NIAS GUNUNGSITOLI – Persidangan lanjutan kasus dugaan pungutan liar (pungli) di Bawaslu Kota Gunungsitoli kembali mengungkap adanya kejanggalan terkait dokumen Surat Keputusan (SK) pembentukan Pokja.
Pihak Kejaksaan menghadirkan 6 saksi diantaranya Elmizarti (ketua Bawaslu), Lutheran Harefa (anggota Bawaslu), Well mannered Ziliwu (staff), Yufrin (staff), Roy Hulu (staff), dan Risman (mantan security).
Dalam persidangan di Pengadilan Negeri Kelas I Medan pada 13 April 2026, saksi Wellman Ziliwu menyatakan bahwa dirinya baru membuat draft SK Pokja Netralitas ASN setelah tanggal 11 Desember 2023. Hal senada juga disampaikan oleh saksi Yufrin yang mengaku baru menyusun draft SK setelah kembali dari Bandung pada 16 Desember 2023.
Namun, keterangan tersebut bertolak belakang dengan pernyataan Ketua Bawaslu, Elmizarti, yang menyebut bahwa SK tersebut telah diterima dan ditandatangani pada 30 Oktober 2023.
“Saya menerima dan menandatangani SK tersebut pada tanggal 30 Oktober 2023” Ujar Elmizarti.
Perbedaan keterangan ini memunculkan dugaan adanya ketidaksesuaian dalam proses penyusunan dan penandatanganan dokumen resmi tersebut.
Perbedaan lain juga terjadi antara Ketua Bawaslu Elmizarti dan anggota Komisioner Lutherman terkait rapat pleno pembentukan Pokja. Lutherman menyebutkan rapat pleno dilaksanakan bulan Oktober via daring (zoom) sementara Elmizarti menyebutkan via percakapan Whatsapp group. Hal ini menjadi pertnyaan besar dalam persidangan.
Kuasa hukum terdakwa, Faigiasa Bawamenewi, menilai hal ini sebagai indikasi serius.
“Di dalam SK tercantum tanggal penetapan 30 dan 31 Oktober 2023, sementara saksi menyatakan dokumen baru dibuat di atas tanggal 11 Desember. Ini menunjukkan adanya dugaan pemalsuan tanggal yang disengaja,” tegasnya.
“Hal yang sama juga terkait rapat pleno, bahwa rapat itu sebenarnya tidak ada tetapi para saksi membuat keterangan palsu yang dapat dilihat dari perbedaan keterangan mereka” Lanjutnya.

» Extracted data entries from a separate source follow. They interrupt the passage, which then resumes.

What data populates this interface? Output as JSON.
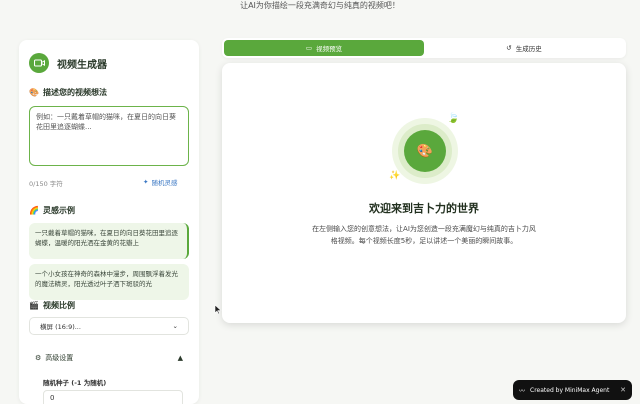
{
  "header": {
    "subtitle": "让AI为你描绘一段充满奇幻与纯真的视频吧！"
  },
  "sidebar": {
    "title": "视频生成器",
    "prompt_label": "描述您的视频想法",
    "prompt_placeholder": "例如：一只戴着草帽的猫咪，在夏日的向日葵花田里追逐蝴蝶...",
    "counter": "0/150 字符",
    "random_label": "随机灵感",
    "examples_label": "灵感示例",
    "examples": [
      "一只戴着草帽的猫咪，在夏日的向日葵花田里追逐蝴蝶，温暖的阳光洒在金黄的花瓣上",
      "一个小女孩在神奇的森林中漫步，周围飘浮着发光的魔法精灵，阳光透过叶子洒下斑驳的光"
    ],
    "ratio_label": "视频比例",
    "ratio_value": "横屏 (16:9)...",
    "advanced_label": "高级设置",
    "seed_label": "随机种子 (-1 为随机)",
    "seed_value": "0"
  },
  "tabs": [
    {
      "label": "视频预览",
      "active": true
    },
    {
      "label": "生成历史",
      "active": false
    }
  ],
  "preview": {
    "welcome": "欢迎来到吉卜力的世界",
    "description": "在左侧输入您的创意想法，让AI为您创造一段充满魔幻与纯真的吉卜力风格视频。每个视频长度5秒，足以讲述一个美丽的瞬间故事。"
  },
  "badge": {
    "label": "Created by MiniMax Agent"
  },
  "colors": {
    "accent": "#5aa83c",
    "link": "#3b78c4"
  }
}
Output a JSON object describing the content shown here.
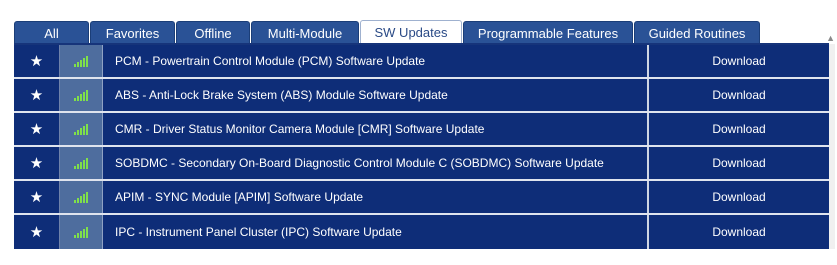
{
  "tabs": [
    {
      "label": "All",
      "active": false
    },
    {
      "label": "Favorites",
      "active": false
    },
    {
      "label": "Offline",
      "active": false
    },
    {
      "label": "Multi-Module",
      "active": false
    },
    {
      "label": "SW Updates",
      "active": true
    },
    {
      "label": "Programmable Features",
      "active": false
    },
    {
      "label": "Guided Routines",
      "active": false
    }
  ],
  "rows": [
    {
      "name": "PCM - Powertrain Control Module (PCM) Software Update",
      "action": "Download",
      "fav_icon": "star-icon",
      "signal_icon": "signal-bars-icon"
    },
    {
      "name": "ABS - Anti-Lock Brake System (ABS) Module Software Update",
      "action": "Download",
      "fav_icon": "star-icon",
      "signal_icon": "signal-bars-icon"
    },
    {
      "name": "CMR - Driver Status Monitor Camera Module [CMR] Software Update",
      "action": "Download",
      "fav_icon": "star-icon",
      "signal_icon": "signal-bars-icon"
    },
    {
      "name": "SOBDMC - Secondary On-Board Diagnostic Control Module C (SOBDMC) Software Update",
      "action": "Download",
      "fav_icon": "star-icon",
      "signal_icon": "signal-bars-icon"
    },
    {
      "name": "APIM - SYNC Module [APIM] Software Update",
      "action": "Download",
      "fav_icon": "star-icon",
      "signal_icon": "signal-bars-icon"
    },
    {
      "name": "IPC - Instrument Panel Cluster (IPC) Software Update",
      "action": "Download",
      "fav_icon": "star-icon",
      "signal_icon": "signal-bars-icon"
    }
  ],
  "colors": {
    "tab_bg": "#2a5296",
    "row_bg": "#0e2d78",
    "signal_cell_bg": "#4e6d9e",
    "signal_bars": "#7fe04a"
  }
}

Melihat kejanggalan tersebut Faigiasa Bawamenewi meminta kepada majelis hakim untuk mendapatkan berita acara kesaksian saudara Elmizarti untuk dilaporkan ke penegak hukum karena memberi keterangan palsu dibawah sumpah.
Selain itu, kuasa hukum juga menyoroti fakta bahwa sejumlah saksi sebelumnya mengaku tidak mengetahui bahkan menerima SK maupun tugas Pokja tersebut, namun honor kegiatan tetap dibayarkan.
“Ini menjadi pertanyaan besar. Bagaimana mungkin honor dibayarkan oleh PPK untuk kegiatan yang bahkan tidak diketahui atau belum dilaksanakan. Dalam keterangan di BAP juga menyampaikan ia tidak mengetahui Pokja tersebut berjalan atau belum namun anehnya ia tetap membayarkan honor. Apakah ini sengaja?” lanjutnya.
Atas dasar itu, pihak kuasa hukum meminta Kejaksaan Negeri Gunungsitoli untuk mendalami lebih lanjut dugaan pihak lain yang bertanggung jawab dalam perkara ini.
“Klien kami tidak pernah mengetahui adanya SK tersebut, apalagi memerintahkan atau menerima uang yang dituduhkan,” tutupnya.